I've so far refused to read full-length reviews, because the general consensus via Twitter caused me perpetual eye-rolling. Example: Mr. Perez Hilton/gaga-for-Gaga fan tweeted to "Britney" his disappointment regarding her lack of dancing. As per usual, fans remain trapped in a pre-Britney buzz-cut, "Best of..." music video collection replete with red catsuits, school-girl garb collection and frenetic pelvic thrusting dance routines -- a time wherein the pop princess was seemingly on top of the world. Um, let's not forget that she was also eighteen and giggling while claiming she'd be a virgin until marriage in Pepsi-sponsored press conferences. Times have changed.

What I'm trying to say is, at 29, "Hold It Against Me" very well may be Britney's most personal, mature and greatest work of art yet. Yes, you read it right. A-R-T (sans the ludicrous product placement). The video kicks off with a meteor racing towards earth. The explosion is Britney, showing off her midriff to a slew of flashing cameras and dancing on a lit sound-stage surrounded by half-naked, writhing male dancers. Typical Britney. But then the chorus starts and Britney, in a flowing wedding dress, is hauntingly elevated into the air with surrounding futuristic screens basically playing, yep, a "Best of..." Britney video collection. With her golden locks and caked-on makeup, this is a return to the old, squeaky-clean Britney. This is how fans wish to remember her pre-babies/divorce/rehab: our beautiful and perfect pop princess, celestial, flying free and on top of the world and looking down on little ol' us. But I can't help but notice Britney's sad, soulful eyes, her subtext screaming to the cameras, "I'm not a Slave 4 U, I won't gimme you more, I'm no longer a girl, but I'm a woman with real life issues who sometimes tours the world and breaks records. You want a piece of me? Take your best shot. Here I am."

Other up-to-interpretation scenes reveal a Britney surrounded by a wreath of microphones (she's always gotta be "on!", the microphones are her shadow), and Britney battling (in fancy stilettos) a look-a-like. But there's no winner (she's her only competition, the only one standing in her way is herself a la Black Swan). She eventually comes "back to life" on stage for the confetti-exploding, choreographed closing scene celebration, which presents a return to old school Britney (Look, she's dancing in a cute Britney outfit! She fell and got back up! Another "comeback"!)

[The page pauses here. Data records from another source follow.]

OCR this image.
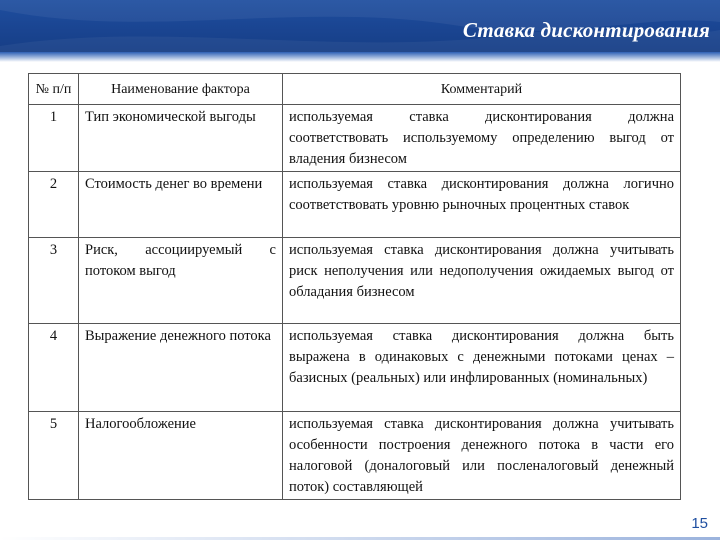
Ставка дисконтирования
№ п/п	Наименование фактора	Комментарий
1	Тип экономической выгоды	используемая ставка дисконтирования должна соответствовать используемому определению выгод от владения бизнесом
2	Стоимость денег во времени	используемая ставка дисконтирования должна логично соответствовать уровню рыночных процентных ставок
3	Риск, ассоциируемый с потоком выгод	используемая ставка дисконтирования должна учитывать риск неполучения или недополучения ожидаемых выгод от обладания бизнесом
4	Выражение денежного потока	используемая ставка дисконтирования должна быть выражена в одинаковых с денежными потоками ценах – базисных (реальных) или инфлированных (номинальных)
5	Налогообложение	используемая ставка дисконтирования должна учитывать особенности построения денежного потока в части его налоговой (доналоговый или посленалоговый денежный поток) составляющей
15
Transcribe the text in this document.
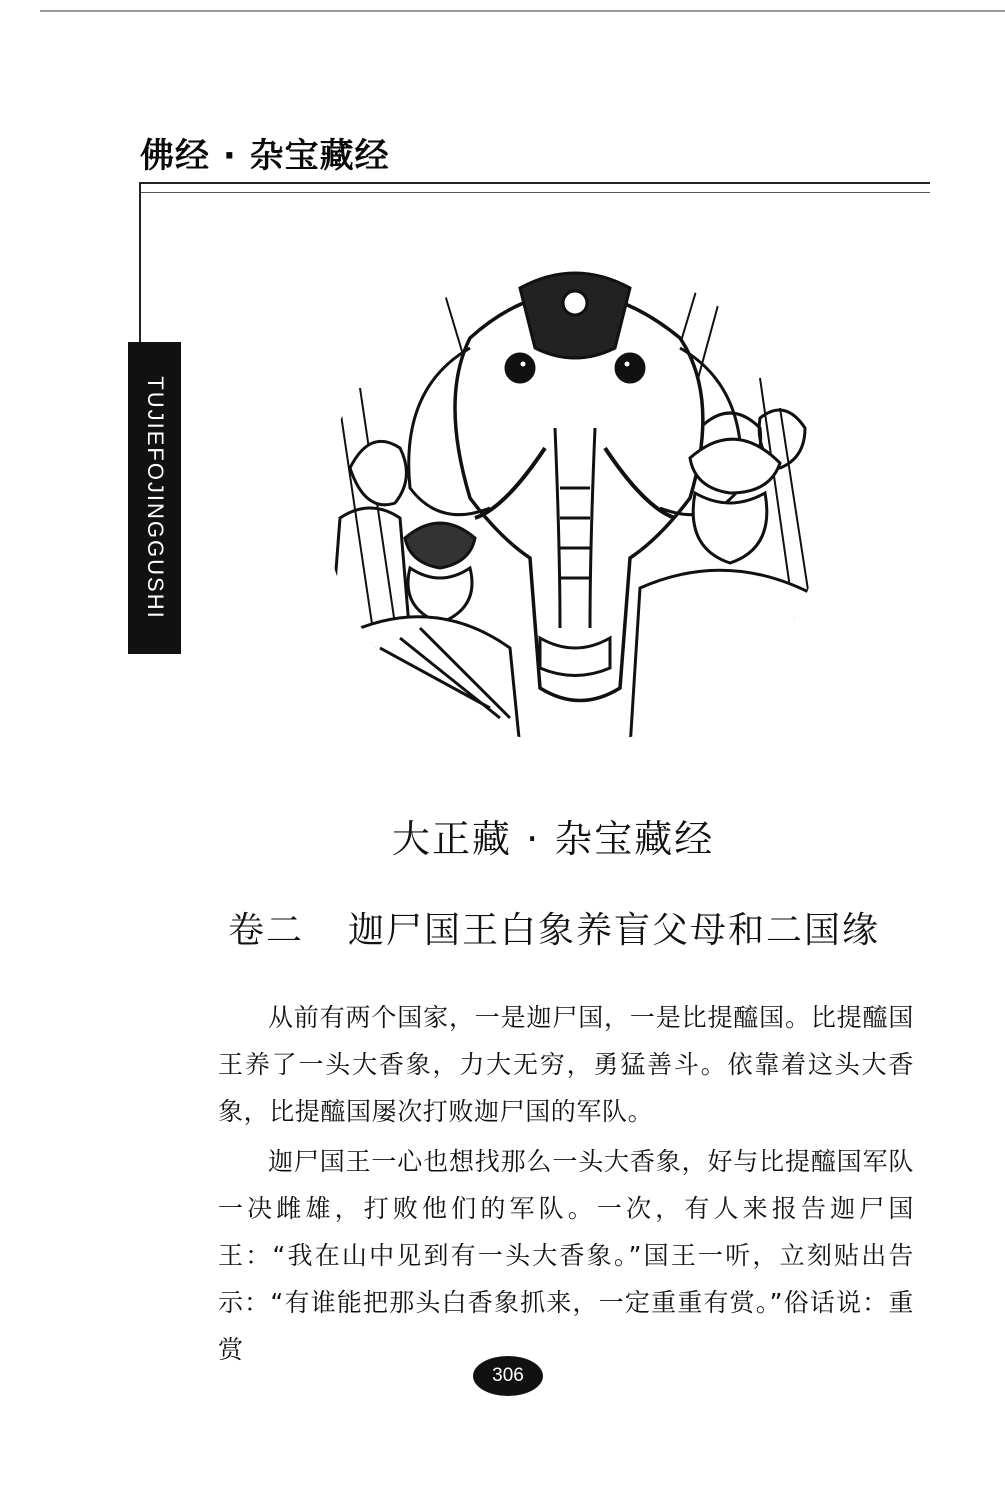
佛经 · 杂宝藏经
TUJIEFOJINGGUSHI
大正藏 · 杂宝藏经
卷二 迦尸国王白象养盲父母和二国缘

从前有两个国家，一是迦尸国，一是比提醯国。比提醯国王养了一头大香象，力大无穷，勇猛善斗。依靠着这头大香象，比提醯国屡次打败迦尸国的军队。

迦尸国王一心也想找那么一头大香象，好与比提醯国军队一决雌雄，打败他们的军队。一次，有人来报告迦尸国王：“我在山中见到有一头大香象。”国王一听，立刻贴出告示：“有谁能把那头白香象抓来，一定重重有赏。”俗话说：重赏

306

But the most moving part of the entire five-minutes comes during the dub-step breakdown, in which neon paint shoots from Brit Brit's finger tips, covering the screens projecting her immaculate, former self and drenching her pristine white wedding dress. Uh oh! Britney is going "crazy" again and her kingdom of followers (in this case, the probably Terence Koh-inspired identical figures without eyes who struggle aimlessly under her billowing dress) have lost, and are lost, without their Queen.

So, this is why I have no problem with the lack of hard-hitting choreography in this music video. The video, to me, quite complexly represents something quite simple. Although uber-fans (okay, or just me) playfully refer to her as Godney, she's oh-so-human. The once picture-perfect pop star has returned and is offering fans the new, worn-and-torn and yes, stronger than yesterday Britney.

A recap. She lands on earth, it explodes. She flies in the air like an angel with her mega-fans dancing blindingly underneath her. She can't always handle the pressure of living up to her greatest hits constantly following her and the world wanting a piece of her. She battles herself, falls down, gets back up, and we all watch in anticipation and obsession while switching on the record button. But everything's gonna be okay. Because she's Britney, bitch, a Southern gal with big dreams who stole and broke the world's heart. She needn't give an elaborate explanation for this video. It is what it is: Britney at her most authentic, the sometimes frappuccino guzzling (and a bit hay-zay) pop icon. Take it or leave it. But don't hold it against her.